Recently, the demand has actually declined for training and development jobs. In January, there were about 21,000 jobs posted online for Training and Development Specialists, a 13% decline from last January. In fact, T&D jobs reached a peak in demand back in October 2012, and since then have slowly declined. This is an interesting trend since corporate training activity is often an indicator of economic health – slowing companies typically decrease training budgets, while growing business will increase the training of new hires, company leaders, and their sales teams.
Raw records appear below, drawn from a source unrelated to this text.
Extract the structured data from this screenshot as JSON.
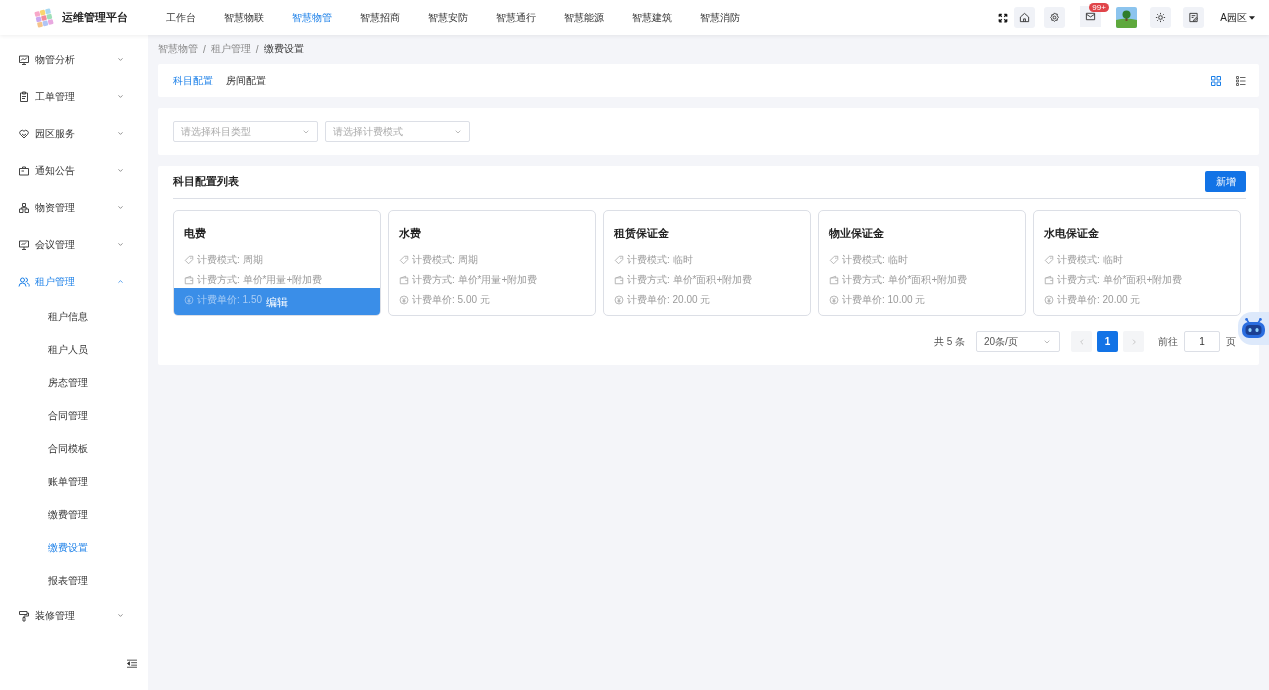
{
  "header": {
    "title": "运维管理平台",
    "nav": [
      {
        "label": "工作台",
        "selected": false
      },
      {
        "label": "智慧物联",
        "selected": false
      },
      {
        "label": "智慧物管",
        "selected": true
      },
      {
        "label": "智慧招商",
        "selected": false
      },
      {
        "label": "智慧安防",
        "selected": false
      },
      {
        "label": "智慧通行",
        "selected": false
      },
      {
        "label": "智慧能源",
        "selected": false
      },
      {
        "label": "智慧建筑",
        "selected": false
      },
      {
        "label": "智慧消防",
        "selected": false
      }
    ],
    "mail_badge": "99+",
    "park": "A园区"
  },
  "sidebar": {
    "items": [
      {
        "label": "物管分析",
        "expanded": false
      },
      {
        "label": "工单管理",
        "expanded": false
      },
      {
        "label": "园区服务",
        "expanded": false
      },
      {
        "label": "通知公告",
        "expanded": false
      },
      {
        "label": "物资管理",
        "expanded": false
      },
      {
        "label": "会议管理",
        "expanded": false
      },
      {
        "label": "租户管理",
        "expanded": true,
        "children": [
          {
            "label": "租户信息",
            "selected": false
          },
          {
            "label": "租户人员",
            "selected": false
          },
          {
            "label": "房态管理",
            "selected": false
          },
          {
            "label": "合同管理",
            "selected": false
          },
          {
            "label": "合同模板",
            "selected": false
          },
          {
            "label": "账单管理",
            "selected": false
          },
          {
            "label": "缴费管理",
            "selected": false
          },
          {
            "label": "缴费设置",
            "selected": true
          },
          {
            "label": "报表管理",
            "selected": false
          }
        ]
      },
      {
        "label": "装修管理",
        "expanded": false
      }
    ]
  },
  "breadcrumb": {
    "separator": "/",
    "items": [
      "智慧物管",
      "租户管理",
      "缴费设置"
    ]
  },
  "tabs": [
    {
      "label": "科目配置",
      "selected": true
    },
    {
      "label": "房间配置",
      "selected": false
    }
  ],
  "view_toggle": [
    {
      "selected": true
    },
    {
      "selected": false
    }
  ],
  "filters": [
    {
      "placeholder": "请选择科目类型"
    },
    {
      "placeholder": "请选择计费模式"
    }
  ],
  "subject_list": {
    "title": "科目配置列表",
    "add_button": "新增",
    "cards": [
      {
        "title": "电费",
        "mode": "计费模式: 周期",
        "method": "计费方式: 单价*用量+附加费",
        "price": "计费单价: 1.50",
        "hover_action": "编辑"
      },
      {
        "title": "水费",
        "mode": "计费模式: 周期",
        "method": "计费方式: 单价*用量+附加费",
        "price": "计费单价: 5.00 元"
      },
      {
        "title": "租赁保证金",
        "mode": "计费模式: 临时",
        "method": "计费方式: 单价*面积+附加费",
        "price": "计费单价: 20.00 元"
      },
      {
        "title": "物业保证金",
        "mode": "计费模式: 临时",
        "method": "计费方式: 单价*面积+附加费",
        "price": "计费单价: 10.00 元"
      },
      {
        "title": "水电保证金",
        "mode": "计费模式: 临时",
        "method": "计费方式: 单价*面积+附加费",
        "price": "计费单价: 20.00 元"
      }
    ]
  },
  "pagination": {
    "total": "共 5 条",
    "page_size": "20条/页",
    "pages": [
      {
        "label": "1",
        "selected": true
      }
    ],
    "goto_label": "前往",
    "goto_value": "1",
    "goto_suffix": "页"
  }
}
Training and Development Specialist Hiring Demand – 4 Year Trend
While overall hiring might be slowing, we wanted to look at specific industries to see if this could indicate sectors with increased hiring for training and development professionals. The industries with the most training and development job advertisements in January were:
- Insurance Agencies and Brokerages
- Engineering Services
- General Medical and Surgical Hospitals
- Computer Systems Design Services
- Furniture Stores
Of these 5 industries, only 2 experienced growth between January 2013 and January 2014: Insurance Agencies and Brokerages (+63%) and Furniture Stores (+200%). Furniture stores surprised us, but when we looked at the job ads, we saw that trainers were needed for retail sales staff and for truck drivers. Since we've seen an increase in demand for truck drivers and difficult recruiting conditions, it seems that many companies are willing to hire drivers with little or no experience and provide them with internal training programs. This is one way that employers across all industries may be able to develop sourcing strategies for hard-to-fill jobs.